I've talked to at least one person who chose not to use DART because of the fact that we mostly do deep copying of everything (except for shapes), and they felt this is wasteful for cases where very many simulations are being run in parallel on the same model. Copy-on-write is very desirable because it would provide the best of both worlds where there are very few wasted resources when using the same model in many different threads at once, and it takes no effort to modify one instance of the model without affecting the other models or wasting any additional resources.

I believe we can implement copy-on-write without changing any of the API for DART, since property storage is taken care of in Aspects, hidden away by setters and getters. I also believe it will be easy to implement the master-slave relationships; the only real challenge is designing how those relationships should be defined. And even that is really just a matter of figuring out what kind of API would make the most sense to end users.

mxgrey commented 6 years ago

I had a thought related to this discussion that I figured I'd share to see if anyone likes it.

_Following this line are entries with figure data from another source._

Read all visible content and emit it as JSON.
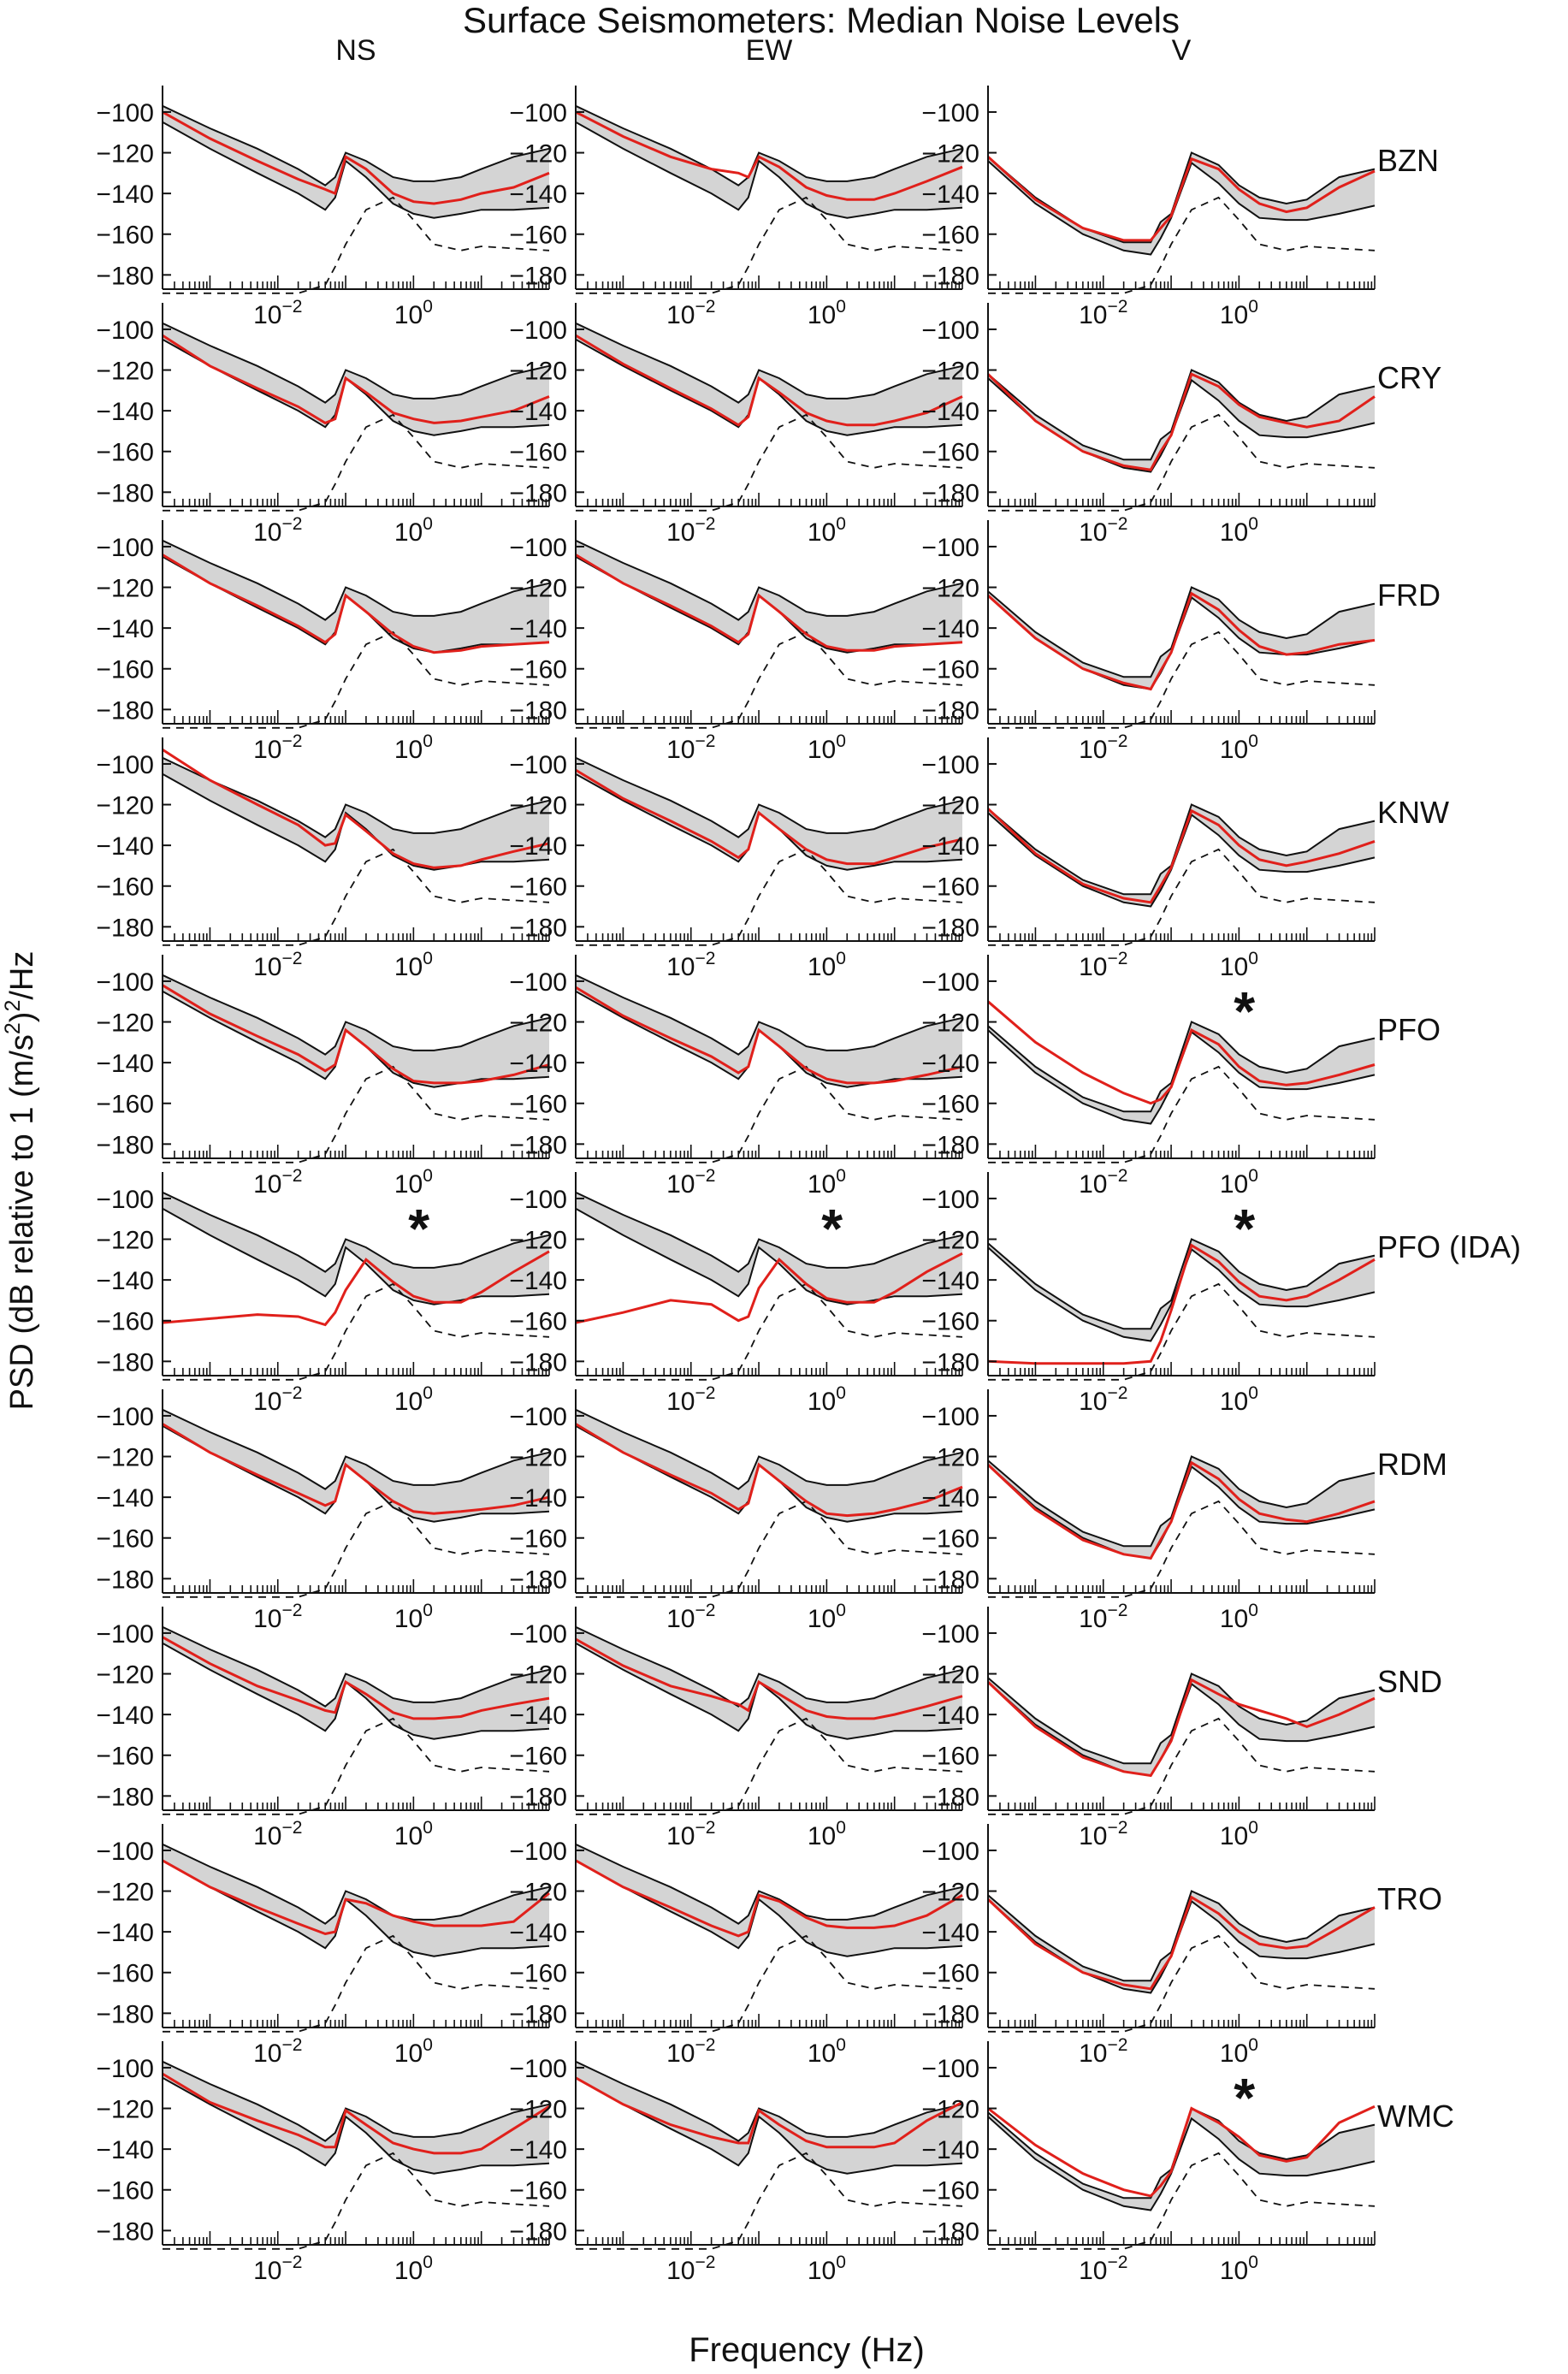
{
  "chart_data": {
    "type": "line",
    "title": "Surface Seismometers: Median Noise Levels",
    "xlabel": "Frequency (Hz)",
    "ylabel_parts": {
      "pre": "PSD (dB relative to 1 (m/s",
      "sup": "2",
      "post": ")",
      "sup2": "2",
      "tail": "/Hz"
    },
    "x_scale": "log",
    "xlim": [
      0.0002,
      100
    ],
    "ylim": [
      -187,
      -87
    ],
    "yticks": [
      -100,
      -120,
      -140,
      -160,
      -180
    ],
    "x_tick_labels": [
      {
        "value": 0.01,
        "base": "10",
        "exp": "-2"
      },
      {
        "value": 1,
        "base": "10",
        "exp": "0"
      }
    ],
    "columns": [
      "NS",
      "EW",
      "V"
    ],
    "stations": [
      "BZN",
      "CRY",
      "FRD",
      "KNW",
      "PFO",
      "PFO (IDA)",
      "RDM",
      "SND",
      "TRO",
      "WMC"
    ],
    "frequencies_hz": [
      0.0002,
      0.001,
      0.005,
      0.02,
      0.05,
      0.07,
      0.1,
      0.2,
      0.5,
      1,
      2,
      5,
      10,
      30,
      100
    ],
    "envelope_horizontal": {
      "lower": [
        -105,
        -118,
        -130,
        -140,
        -148,
        -142,
        -124,
        -132,
        -145,
        -150,
        -152,
        -150,
        -148,
        -148,
        -147
      ],
      "upper": [
        -97,
        -108,
        -118,
        -128,
        -136,
        -132,
        -120,
        -124,
        -132,
        -134,
        -134,
        -132,
        -128,
        -122,
        -118
      ]
    },
    "envelope_vertical": {
      "lower": [
        -124,
        -145,
        -160,
        -168,
        -170,
        -162,
        -152,
        -125,
        -135,
        -145,
        -152,
        -153,
        -153,
        -150,
        -146
      ],
      "upper": [
        -122,
        -142,
        -157,
        -164,
        -164,
        -154,
        -150,
        -120,
        -126,
        -136,
        -142,
        -145,
        -143,
        -132,
        -128
      ]
    },
    "low_noise_reference": [
      -190,
      -190,
      -190,
      -190,
      -185,
      -176,
      -165,
      -148,
      -142,
      -153,
      -165,
      -168,
      -166,
      -167,
      -168
    ],
    "medians": [
      {
        "station": "BZN",
        "NS": [
          -100,
          -113,
          -124,
          -133,
          -138,
          -140,
          -122,
          -128,
          -140,
          -144,
          -145,
          -143,
          -140,
          -137,
          -130
        ],
        "EW": [
          -100,
          -112,
          -122,
          -128,
          -130,
          -132,
          -122,
          -127,
          -137,
          -141,
          -143,
          -143,
          -140,
          -134,
          -127
        ],
        "V": [
          -122,
          -143,
          -157,
          -163,
          -163,
          -157,
          -151,
          -123,
          -128,
          -138,
          -145,
          -149,
          -147,
          -137,
          -129
        ]
      },
      {
        "station": "CRY",
        "NS": [
          -103,
          -118,
          -129,
          -138,
          -146,
          -144,
          -124,
          -131,
          -141,
          -144,
          -146,
          -145,
          -143,
          -140,
          -133
        ],
        "EW": [
          -103,
          -117,
          -129,
          -139,
          -147,
          -143,
          -124,
          -131,
          -141,
          -145,
          -147,
          -147,
          -145,
          -141,
          -133
        ],
        "V": [
          -122,
          -145,
          -160,
          -167,
          -169,
          -160,
          -152,
          -122,
          -128,
          -137,
          -143,
          -146,
          -148,
          -145,
          -133
        ]
      },
      {
        "station": "FRD",
        "NS": [
          -104,
          -118,
          -129,
          -139,
          -147,
          -143,
          -124,
          -132,
          -143,
          -149,
          -152,
          -151,
          -149,
          -148,
          -147
        ],
        "EW": [
          -104,
          -118,
          -129,
          -139,
          -147,
          -143,
          -124,
          -132,
          -143,
          -149,
          -151,
          -151,
          -149,
          -148,
          -147
        ],
        "V": [
          -124,
          -145,
          -160,
          -167,
          -170,
          -161,
          -152,
          -123,
          -131,
          -141,
          -149,
          -153,
          -152,
          -148,
          -146
        ]
      },
      {
        "station": "KNW",
        "NS": [
          -93,
          -108,
          -120,
          -130,
          -140,
          -139,
          -125,
          -133,
          -144,
          -149,
          -151,
          -150,
          -147,
          -143,
          -139
        ],
        "EW": [
          -103,
          -117,
          -128,
          -138,
          -146,
          -142,
          -124,
          -132,
          -142,
          -147,
          -149,
          -149,
          -146,
          -141,
          -137
        ],
        "V": [
          -122,
          -144,
          -159,
          -166,
          -168,
          -160,
          -151,
          -123,
          -130,
          -140,
          -147,
          -150,
          -148,
          -144,
          -138
        ]
      },
      {
        "station": "PFO",
        "NS": [
          -102,
          -116,
          -127,
          -136,
          -144,
          -141,
          -124,
          -132,
          -143,
          -149,
          -150,
          -150,
          -149,
          -146,
          -141
        ],
        "EW": [
          -103,
          -117,
          -128,
          -137,
          -145,
          -142,
          -124,
          -132,
          -143,
          -148,
          -150,
          -150,
          -149,
          -146,
          -142
        ],
        "V": [
          -110,
          -130,
          -145,
          -155,
          -160,
          -158,
          -152,
          -124,
          -131,
          -142,
          -149,
          -151,
          -150,
          -146,
          -141
        ]
      },
      {
        "station": "PFO (IDA)",
        "NS": [
          -161,
          -159,
          -157,
          -158,
          -162,
          -156,
          -145,
          -130,
          -141,
          -148,
          -151,
          -151,
          -146,
          -136,
          -126
        ],
        "EW": [
          -161,
          -156,
          -150,
          -152,
          -160,
          -158,
          -144,
          -130,
          -142,
          -149,
          -151,
          -151,
          -146,
          -136,
          -127
        ],
        "V": [
          -180,
          -181,
          -181,
          -181,
          -180,
          -170,
          -155,
          -123,
          -131,
          -141,
          -148,
          -150,
          -148,
          -140,
          -130
        ]
      },
      {
        "station": "RDM",
        "NS": [
          -104,
          -118,
          -129,
          -138,
          -144,
          -142,
          -124,
          -132,
          -142,
          -147,
          -148,
          -147,
          -146,
          -144,
          -140
        ],
        "EW": [
          -104,
          -118,
          -129,
          -138,
          -146,
          -143,
          -124,
          -132,
          -142,
          -148,
          -149,
          -148,
          -146,
          -142,
          -135
        ],
        "V": [
          -124,
          -146,
          -161,
          -168,
          -170,
          -161,
          -152,
          -123,
          -131,
          -141,
          -148,
          -151,
          -152,
          -148,
          -142
        ]
      },
      {
        "station": "SND",
        "NS": [
          -102,
          -115,
          -126,
          -133,
          -138,
          -139,
          -124,
          -130,
          -139,
          -142,
          -142,
          -141,
          -138,
          -135,
          -132
        ],
        "EW": [
          -103,
          -116,
          -126,
          -131,
          -135,
          -138,
          -124,
          -130,
          -138,
          -141,
          -142,
          -142,
          -140,
          -136,
          -131
        ],
        "V": [
          -124,
          -146,
          -161,
          -168,
          -170,
          -162,
          -153,
          -123,
          -130,
          -135,
          -138,
          -142,
          -146,
          -140,
          -132
        ]
      },
      {
        "station": "TRO",
        "NS": [
          -105,
          -118,
          -128,
          -136,
          -141,
          -140,
          -124,
          -126,
          -132,
          -135,
          -137,
          -137,
          -137,
          -135,
          -121
        ],
        "EW": [
          -105,
          -118,
          -128,
          -137,
          -142,
          -140,
          -122,
          -125,
          -133,
          -137,
          -138,
          -138,
          -137,
          -132,
          -122
        ],
        "V": [
          -124,
          -146,
          -160,
          -166,
          -168,
          -160,
          -152,
          -123,
          -131,
          -140,
          -146,
          -148,
          -147,
          -138,
          -128
        ]
      },
      {
        "station": "WMC",
        "NS": [
          -103,
          -117,
          -126,
          -133,
          -139,
          -139,
          -121,
          -128,
          -137,
          -140,
          -142,
          -142,
          -140,
          -130,
          -119
        ],
        "EW": [
          -105,
          -118,
          -128,
          -134,
          -137,
          -137,
          -121,
          -128,
          -136,
          -139,
          -139,
          -139,
          -137,
          -126,
          -117
        ],
        "V": [
          -120,
          -138,
          -152,
          -160,
          -163,
          -158,
          -151,
          -120,
          -127,
          -134,
          -143,
          -146,
          -144,
          -127,
          -119
        ]
      }
    ],
    "asterisk_marks": [
      {
        "station": "PFO",
        "column": "V",
        "symbol": "*"
      },
      {
        "station": "PFO (IDA)",
        "column": "NS",
        "symbol": "*"
      },
      {
        "station": "PFO (IDA)",
        "column": "EW",
        "symbol": "*"
      },
      {
        "station": "PFO (IDA)",
        "column": "V",
        "symbol": "*"
      },
      {
        "station": "WMC",
        "column": "V",
        "symbol": "*"
      }
    ],
    "colors": {
      "median": "#e0201b",
      "envelope_fill": "#d4d4d4",
      "envelope_line": "#111111",
      "reference": "#111111"
    }
  }
}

We could offer two functions: SkeletonPtr Skeleton::clone() and SkeletonPtr Skeleton::parallelize().

The clone() function would create a new Skeleton with an independent state, and whose properties are shallow-copied, but perform copy-on-write.

The parallelize() function would create a new Skeleton with an independent state, but the properties are shallow copied. Any changes to the properties of a Skeleton will automatically affect all Skeletons that were "parallelized" from it (recursively, so it will also affect Skeletons that were parallelized from any parallelized Skeletons). The states of all the parallelized Skeletons will remain independent.

The only thing that would be tricky is dealing with the addition and subtraction of kinematic structure, like adding and removing BodyNodes. Having a reliable way to update that between various parallelized Skeletons will probably require a considerable redesign of the Skeleton and Node classes, but I think it would be worthwhile.

psigen commented 6 years ago

The copy-on-write semantic sounds like a great idea to make copying more efficient without changing the API or requiring anything from the user.


On the other hand, I'd just like to point out that no one has actually requested "parallelize()" functionality yet...

I'd prefer if we first thought a bit about the API that might manage such a complicated system. Since this seems like basically a form of instancing (a performance technique common throughout 3D rendering communities -- look up "mesh instancing", "geometry instancing", or "material instancing" for examples), we may want to look there for intuitive naming and semantics conventions.